The fact that petitioner was later entrapped receiving the ₱5,000.00 marked money, which
she thought was the cash replacement for the dishonored check, is of no moment. Stated
in Article 308 of the Revised Penal Code, "there is only one operative act of execution by
the actor involved in theft ─ the taking of personal property of another." Parsing through
the statutory definition of theft under Article 308, there is one apparent answer provided
in the language of the law — that theft is already "produced" upon the "tak[ing of] personal
property of another without the latter’s consent."
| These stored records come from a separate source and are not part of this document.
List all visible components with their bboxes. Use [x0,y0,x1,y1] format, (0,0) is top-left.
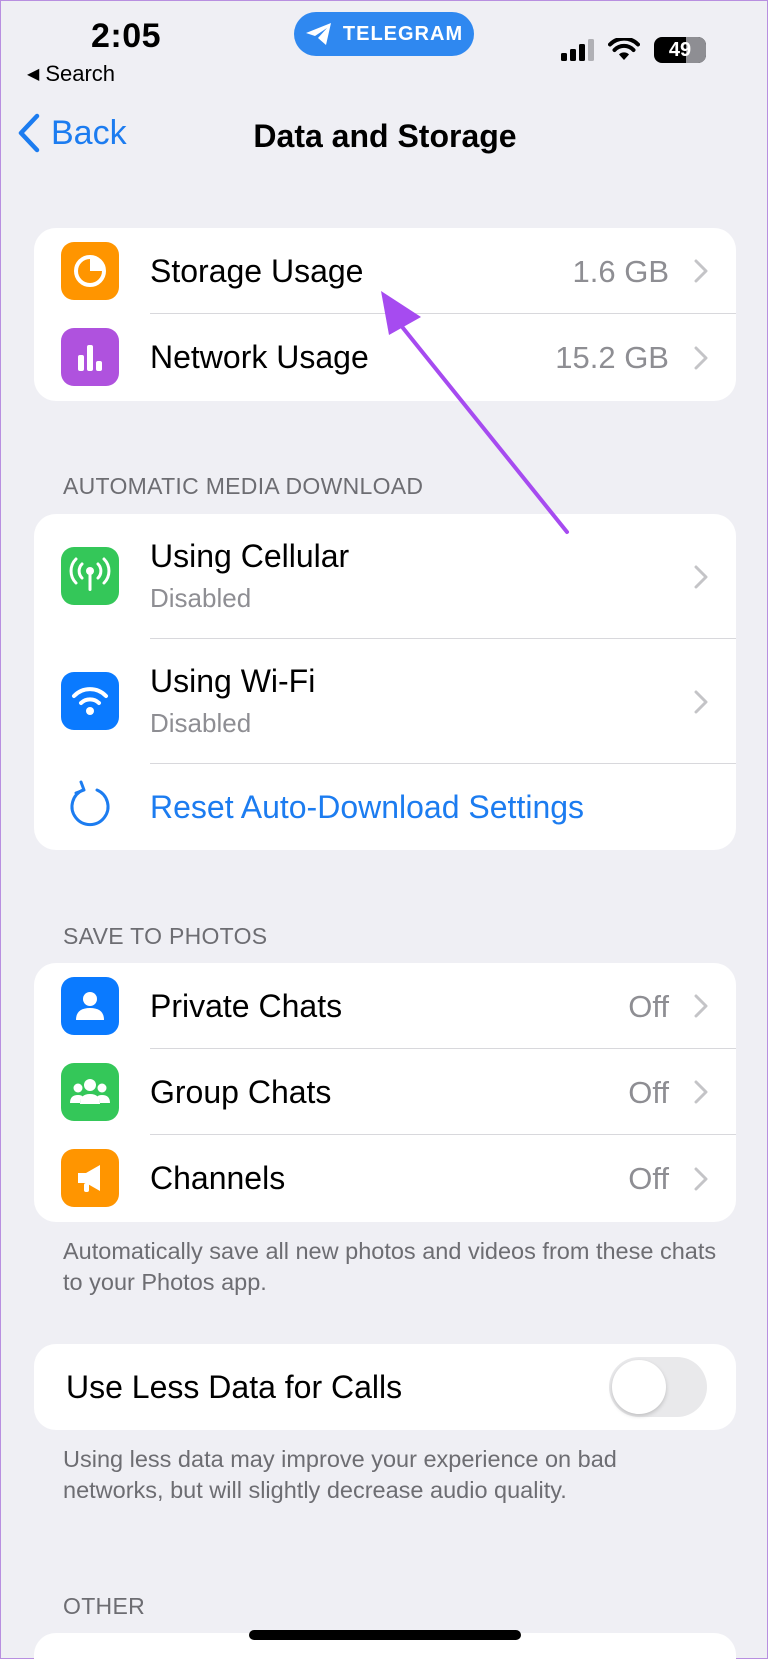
use-less-data-toggle[interactable] [609,1357,707,1417]
using-wifi-row[interactable]: Using Wi-Fi Disabled [34,639,736,764]
back-to-app-label: Search [45,61,116,86]
channels-row[interactable]: Channels Off [34,1135,736,1222]
storage-usage-row[interactable]: Storage Usage 1.6 GB [34,228,736,314]
group-chats-row[interactable]: Group Chats Off [34,1049,736,1135]
reset-auto-download-label: Reset Auto-Download Settings [150,789,585,825]
save-to-photos-card: Private Chats Off Group Chats Off Channe… [34,963,736,1222]
bar-chart-icon [61,328,119,386]
save-to-photos-header: SAVE TO PHOTOS [63,923,268,949]
back-triangle-icon: ◀ [27,66,40,83]
private-chats-label: Private Chats [150,988,343,1024]
chevron-right-icon [694,1080,708,1104]
group-chats-value: Off [628,1075,669,1110]
using-cellular-status: Disabled [150,583,252,613]
channels-value: Off [628,1161,669,1196]
use-less-data-label: Use Less Data for Calls [66,1369,403,1405]
using-cellular-label: Using Cellular [150,538,350,574]
other-header: OTHER [63,1593,145,1619]
storage-usage-label: Storage Usage [150,253,364,289]
calls-card: Use Less Data for Calls [34,1344,736,1430]
battery-level: 49 [668,38,692,61]
chevron-right-icon [694,259,708,283]
calls-footnote: Using less data may improve your experie… [63,1446,617,1503]
telegram-pill[interactable]: TELEGRAM [294,12,474,56]
channels-label: Channels [150,1160,286,1196]
status-icons: 49 [561,37,706,63]
reset-arrow-icon [70,780,110,827]
person-icon [61,977,119,1035]
reset-auto-download-row[interactable]: Reset Auto-Download Settings [34,764,736,850]
using-cellular-row[interactable]: Using Cellular Disabled [34,514,736,639]
home-indicator [249,1630,521,1640]
private-chats-row[interactable]: Private Chats Off [34,963,736,1049]
megaphone-icon [61,1149,119,1207]
antenna-icon [61,547,119,605]
using-wifi-status: Disabled [150,708,252,738]
wifi-icon [61,672,119,730]
private-chats-value: Off [628,989,669,1024]
battery-icon: 49 [654,37,706,63]
status-time: 2:05 [91,17,162,55]
usage-card: Storage Usage 1.6 GB Network Usage 15.2 … [34,228,736,401]
group-icon [61,1063,119,1121]
toggle-knob [612,1360,666,1414]
auto-download-card: Using Cellular Disabled Using Wi-Fi Disa… [34,514,736,850]
telegram-pill-label: TELEGRAM [342,22,464,45]
save-to-photos-footnote: Automatically save all new photos and vi… [63,1238,717,1295]
using-wifi-label: Using Wi-Fi [150,663,316,699]
cellular-signal-icon [561,39,594,61]
chevron-right-icon [694,565,708,588]
telegram-plane-icon [305,23,331,45]
chevron-right-icon [694,346,708,369]
page-title: Data and Storage [253,118,517,154]
network-usage-label: Network Usage [150,339,369,375]
storage-usage-value: 1.6 GB [572,254,670,289]
auto-download-header: AUTOMATIC MEDIA DOWNLOAD [63,473,424,499]
network-usage-value: 15.2 GB [555,340,669,375]
group-chats-label: Group Chats [150,1074,332,1110]
wifi-icon [608,38,640,60]
chevron-right-icon [694,994,708,1018]
chevron-right-icon [694,690,708,713]
use-less-data-row: Use Less Data for Calls [34,1344,736,1430]
pie-chart-icon [61,242,119,300]
back-to-app-link[interactable]: ◀ Search [27,61,115,87]
chevron-right-icon [694,1167,708,1190]
network-usage-row[interactable]: Network Usage 15.2 GB [34,314,736,401]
There would be all but certain unanimity in the position that theft is produced when there
is deprivation of personal property due to its taking by one with intent to gain. Viewed
from that perspective, it is immaterial to the product of the felony that the offender, once
having committed all the acts of execution for theft, is able or unable to freely dispose of
the property stolen since the deprivation from the owner alone has already ensued from
such acts of execution.
There can be no question that as of the time that petitioner took possession of the check
meant for Mega Foam, she had performed all the acts to consummate the crime of theft,
had it not been impossible of accomplishment in this case. The circumstance of petitioner
receiving the ₱5,000.00 cash as supposed replacement for the dishonored check was no
longer necessary for the consummation of the crime of qualified theft. Obviously, the plan
to convince Baby Aquino to give cash as replacement for the check was hatched only
after the check had been dishonored by the drawee bank. Since the crime of theft is not
a continuing offense, petitioner's act of receiving the cash replacement should not be
considered as a continuation of the theft. At most, the fact that petitioner was caught
receiving the marked money was merely corroborating evidence to strengthen proof of
her intent to gain.
Moreover, the fact that petitioner further planned to have the dishonored check replaced
with cash by its issuer is a different and separate fraudulent scheme. Unfortunately, since
said scheme was not included or covered by the allegations in the Information, the Court
cannot pronounce judgment on the accused; otherwise, it would violate the due process
clause of the Constitution. If at all, that fraudulent scheme could have been another
possible source of criminal liability.
The court granted the Petition and the Decision of the Court of Appeals, dated December
16, 2003, and its Resolution dated March 5, 2004, are MODIFIED. Petitioner Gemma T.
Jacinto was found GUILTY of an IMPOSSIBLE CRIME as defined and penalized in
Articles 4, paragraph 2, and 59 of the Revised Penal Code, respectively. Petitioner is
sentenced to suffer the penalty of six (6) months of arrresto mayor, and to pay the costs.